Recursive feature elimination
Recursive feature elimination (RFE) is a feature selection method that recursively considers smaller and smaller sets of features to select the most important ones. It works by training an external estimator with weights assigned to features and pruning the least important features.
from sklearn.svm import SVC
from sklearn.datasets import load_iris
from sklearn.feature_selection import RFE
## Load the Iris dataset
X, y = load_iris(return_X_y=True)
## Initialize SVC as the external estimator
estimator = SVC(kernel="linear")
## Initialize RFE with the external estimator and select 2 features
selector = RFE(estimator, n_features_to_select=2)
## Select the best features
X_selected = selector.fit_transform(X, y)
print("Original X shape:", X.shape)
print("X with selected features shape:", X_selected.shape)
print("Selected features:", selector.get_support(indices=True))
In this example, we use a Support Vector Classifier (SVC) as the external estimator and select the two best features from the Iris dataset. The output will show the original shape of the dataset and the shape after selecting the best features.
Feature selection using SelectFromModel
The SelectFromModel class is a meta-transformer that can be used with any estimator that assigns importance to each feature. It selects features based on their importance and removes features below a specified threshold.
from sklearn.ensemble import RandomForestClassifier
from sklearn.datasets import load_iris
from sklearn.feature_selection import SelectFromModel
## Load the Iris dataset
X, y = load_iris(return_X_y=True)
## Initialize RandomForestClassifier as the estimator
estimator = RandomForestClassifier()
## Initialize SelectFromModel with the estimator and threshold of "mean"
selector = SelectFromModel(estimator, threshold="mean")
## Select the best features
X_selected = selector.fit_transform(X, y)
print("Original X shape:", X.shape)
print("X with selected features shape:", X_selected.shape)
print("Selected features:", selector.get_support(indices=True))
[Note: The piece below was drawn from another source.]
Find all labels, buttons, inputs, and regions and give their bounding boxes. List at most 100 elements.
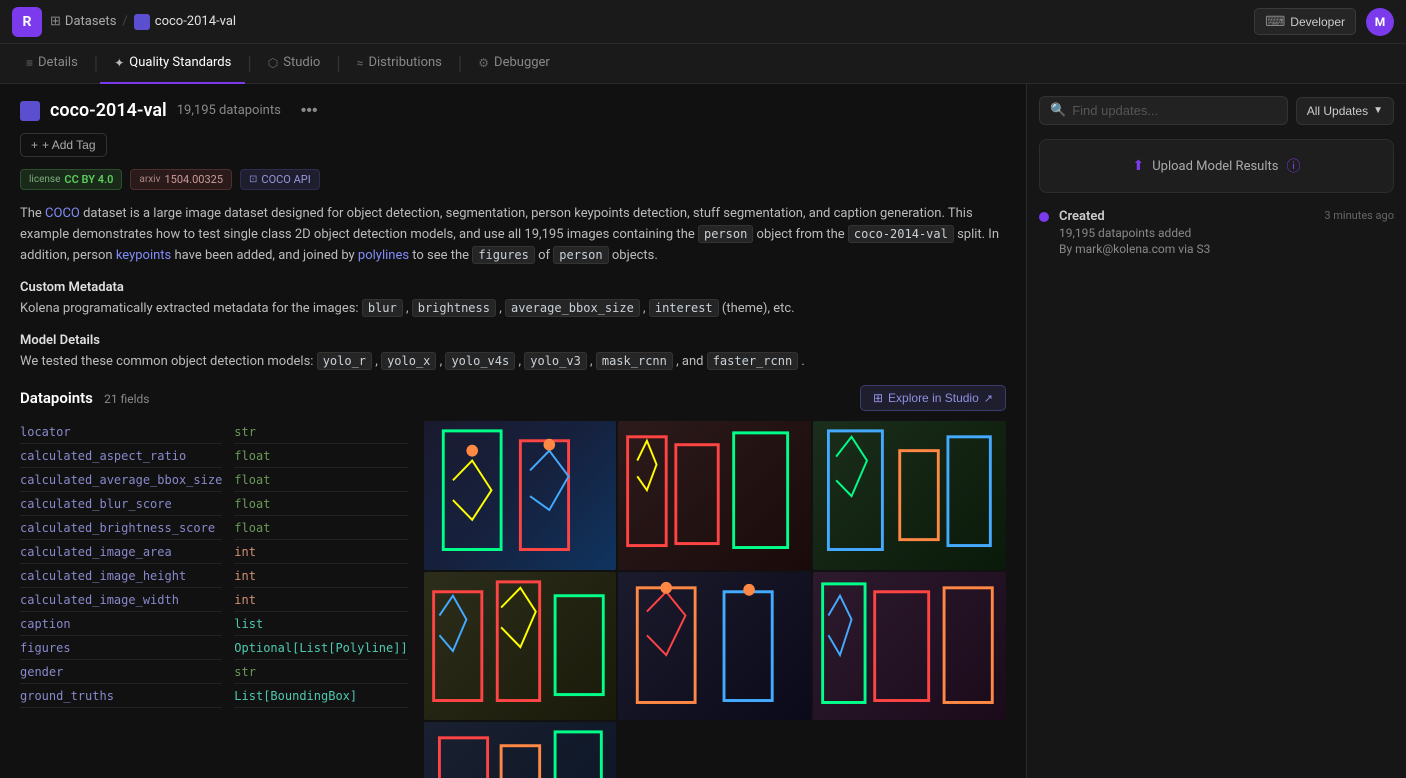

In this example, we use a Random Forest Classifier as the estimator and select features with an importance greater than the mean importance. The output will show the original shape of the dataset and the shape after selecting the best features.
Summary
Feature selection is an essential step in machine learning to improve the accuracy and performance of models. In this lab, we covered various techniques such as removing features with low variance, univariate feature selection, recursive feature elimination, and feature selection using SelectFromModel. These techniques help in selecting the most relevant features and reducing the dimensionality of the dataset, resulting in improved model performance.